I love these two so much <3 

First ... when they were babies ... the cat was a rescue ... the dog wasnt exactly cared for either but I hate to call him a rescue since he was from my moms accidental litter. 





















Emma was just .8 lbs when we brought her home. 

Ryli ... 

12 hours old 









13 days ... his eyes finally opened 










believe it or not ... these are his parents 










His spots are coming in 











At 5 weeks we got a surprise ..my soft little baby ... was a wire hair 











6 weeks old ... He came home, His mother had rejected the litter 













The puppy was much more cooperative for pictures LOL . NOW onto more recent pictures. 

That scrawny sickly baby now 











How I found her the other night ... 












Sweet Ryli 

You gotz a problem wiff da leaf in mah beard? 











More spots ... 











When he perks up those ears


----------



## ~catty pillar~ (Jun 22, 2014)

Wow I cant pic one I love more so cute.
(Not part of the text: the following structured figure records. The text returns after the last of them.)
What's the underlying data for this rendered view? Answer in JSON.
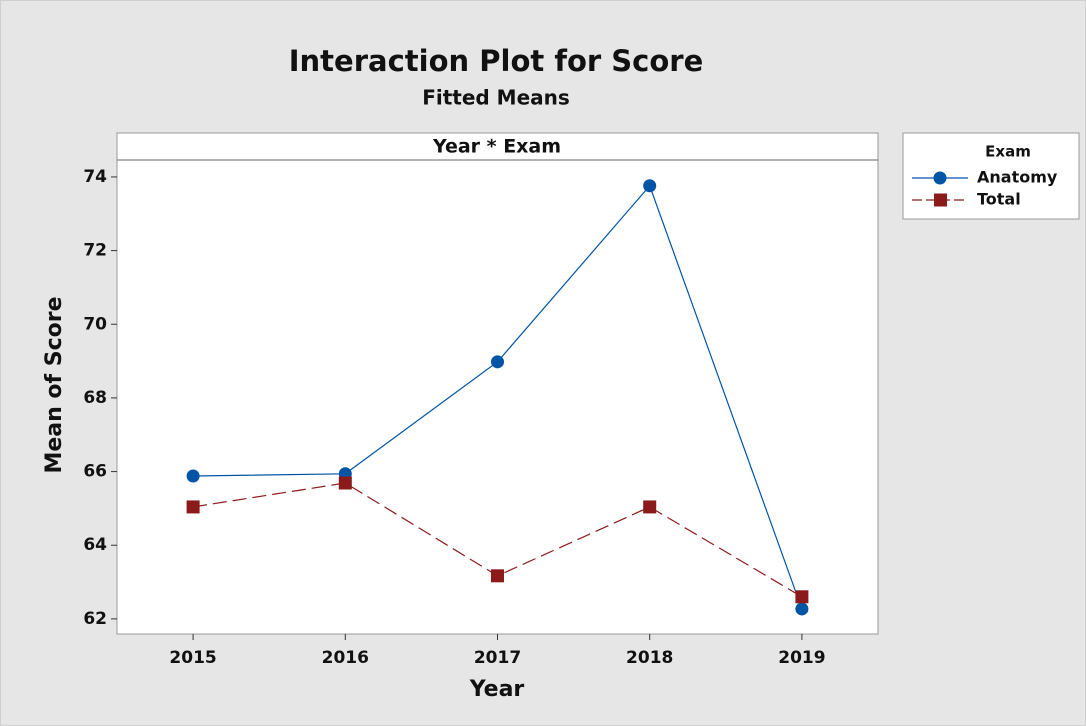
{
  "chart_data": {
    "type": "line",
    "title": "Interaction Plot for Score",
    "subtitle": "Fitted Means",
    "panel_label": "Year * Exam",
    "xlabel": "Year",
    "ylabel": "Mean of Score",
    "legend_title": "Exam",
    "legend_position": "right",
    "categories": [
      "2015",
      "2016",
      "2017",
      "2018",
      "2019"
    ],
    "series": [
      {
        "name": "Anatomy",
        "color": "#0054a6",
        "marker": "circle",
        "dash": "solid",
        "values": [
          65.88,
          65.94,
          68.98,
          73.76,
          62.27
        ]
      },
      {
        "name": "Total",
        "color": "#8b1a1a",
        "marker": "square",
        "dash": "dashed",
        "values": [
          65.04,
          65.69,
          63.17,
          65.04,
          62.6
        ]
      }
    ],
    "ylim": [
      61.59,
      74.46
    ],
    "yticks": [
      62,
      64,
      66,
      68,
      70,
      72,
      74
    ]
  }
}
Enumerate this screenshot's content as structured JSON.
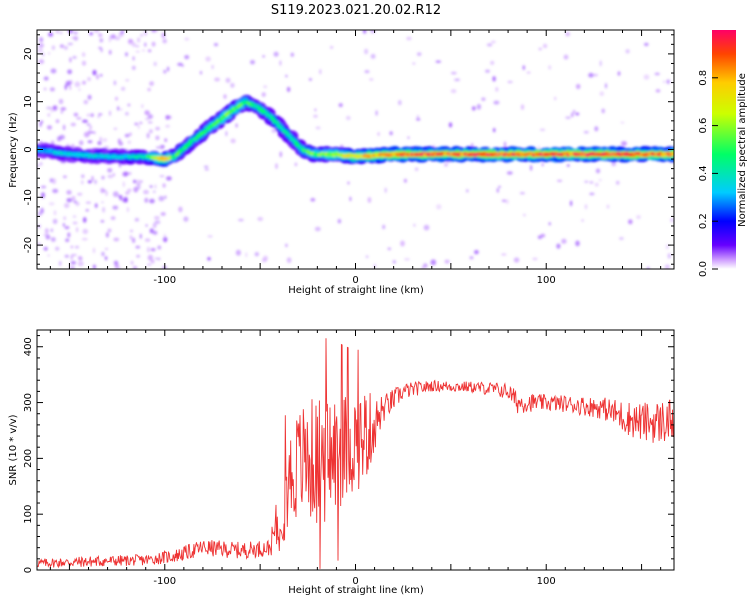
{
  "title": "S119.2023.021.20.02.R12",
  "chart_data": [
    {
      "type": "heatmap",
      "xlabel": "Height of straight line (km)",
      "ylabel": "Frequency (Hz)",
      "xlim": [
        -167,
        167
      ],
      "ylim": [
        -25,
        25
      ],
      "xticks": [
        "-100",
        "0",
        "100"
      ],
      "yticks": [
        "-20",
        "-10",
        "0",
        "10",
        "20"
      ],
      "colorbar": {
        "label": "Normalized spectral amplitude",
        "range": [
          0,
          1
        ],
        "ticks": [
          "0.0",
          "0.2",
          "0.4",
          "0.6",
          "0.8"
        ],
        "colors": [
          "#ffffff",
          "#cc99ff",
          "#6600ff",
          "#0000ff",
          "#00ccff",
          "#00ff66",
          "#ccff00",
          "#ffcc00",
          "#ff4400",
          "#ff0066"
        ]
      },
      "ridge": {
        "description_x": [
          -167,
          -150,
          -130,
          -110,
          -100,
          -95,
          -85,
          -75,
          -65,
          -58,
          -52,
          -45,
          -35,
          -28,
          -22,
          -10,
          0,
          20,
          60,
          100,
          140,
          167
        ],
        "frequency": [
          0,
          -1,
          -1.5,
          -1.5,
          -2,
          -1.5,
          2,
          5,
          8,
          10,
          9,
          7,
          3,
          0,
          -1,
          -1,
          -1.5,
          -1,
          -1,
          -1,
          -1,
          -1
        ],
        "amplitude": [
          0.3,
          0.35,
          0.35,
          0.4,
          0.8,
          0.5,
          0.45,
          0.5,
          0.55,
          0.5,
          0.45,
          0.45,
          0.4,
          0.45,
          0.55,
          0.6,
          0.75,
          0.85,
          0.9,
          0.92,
          0.9,
          0.85
        ]
      }
    },
    {
      "type": "line",
      "xlabel": "Height of straight line (km)",
      "ylabel": "SNR (10 * v/v)",
      "xlim": [
        -167,
        167
      ],
      "ylim": [
        0,
        430
      ],
      "xticks": [
        "-100",
        "0",
        "100"
      ],
      "yticks": [
        "0",
        "100",
        "200",
        "300",
        "400"
      ],
      "series_color": "#ee3333",
      "envelope": {
        "x": [
          -167,
          -140,
          -110,
          -95,
          -80,
          -60,
          -45,
          -40,
          -35,
          -30,
          -25,
          -20,
          -15,
          -10,
          -5,
          0,
          5,
          10,
          15,
          25,
          40,
          60,
          70,
          80,
          85,
          95,
          110,
          130,
          140,
          150,
          160,
          167
        ],
        "snr_mean": [
          12,
          15,
          18,
          25,
          40,
          35,
          40,
          90,
          160,
          190,
          200,
          190,
          200,
          210,
          220,
          230,
          240,
          260,
          290,
          320,
          330,
          328,
          325,
          320,
          300,
          300,
          298,
          290,
          275,
          265,
          265,
          270
        ],
        "snr_spread": [
          8,
          10,
          10,
          12,
          15,
          15,
          15,
          60,
          90,
          100,
          110,
          120,
          120,
          110,
          100,
          90,
          90,
          50,
          25,
          15,
          10,
          10,
          12,
          15,
          20,
          15,
          15,
          20,
          30,
          35,
          40,
          40
        ]
      }
    }
  ]
}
Great looking group.


----------



## elliriyanna (Jul 27, 2011)

There are only two  one cat one dog  I just showed them growing up  Also I have a very unique household. These who were trained from 6 weeks, the cat with hamsters and rats the dog with rats. So both can be trusted with them.


----------



## delilahrene (Nov 1, 2013)

Super cute . I had a Jack Russell growing up, and she was a loon. Terriers are so intelligent and opinionated; they have the biggest personalities!


----------



## elliriyanna (Jul 27, 2011)

I love my dog ... but never again will I get a terrier ... training is so hard. He has a tendency to pull ... to run... he is a butt ... BUT he is my butt 

I will put up more pictures when I can.


----------



## Jessiferatu (Apr 30, 2014)

Aww, so many fuzzies. <3


----------



## delilahrene (Nov 1, 2013)

Yeah they are crazy stubborn but _so _smart: the worst combination! They know how to cause the most mischief in the shortest amount of time and look too adorable while doing it.


----------



## elliriyanna (Jul 27, 2011)

He is actually a good boy, Only chews his things, doesn't destroy anything, Cuddles... Its the training, he doesnt listen.


----------



## delilahrene (Nov 1, 2013)

Have you done any training classes with him?


----------



## elliriyanna (Jul 27, 2011)

No ... I train him at home. I don't trust petsmart training lol. he has caught on to some things ... but some things are just IN terriers ... Jumping for example.


----------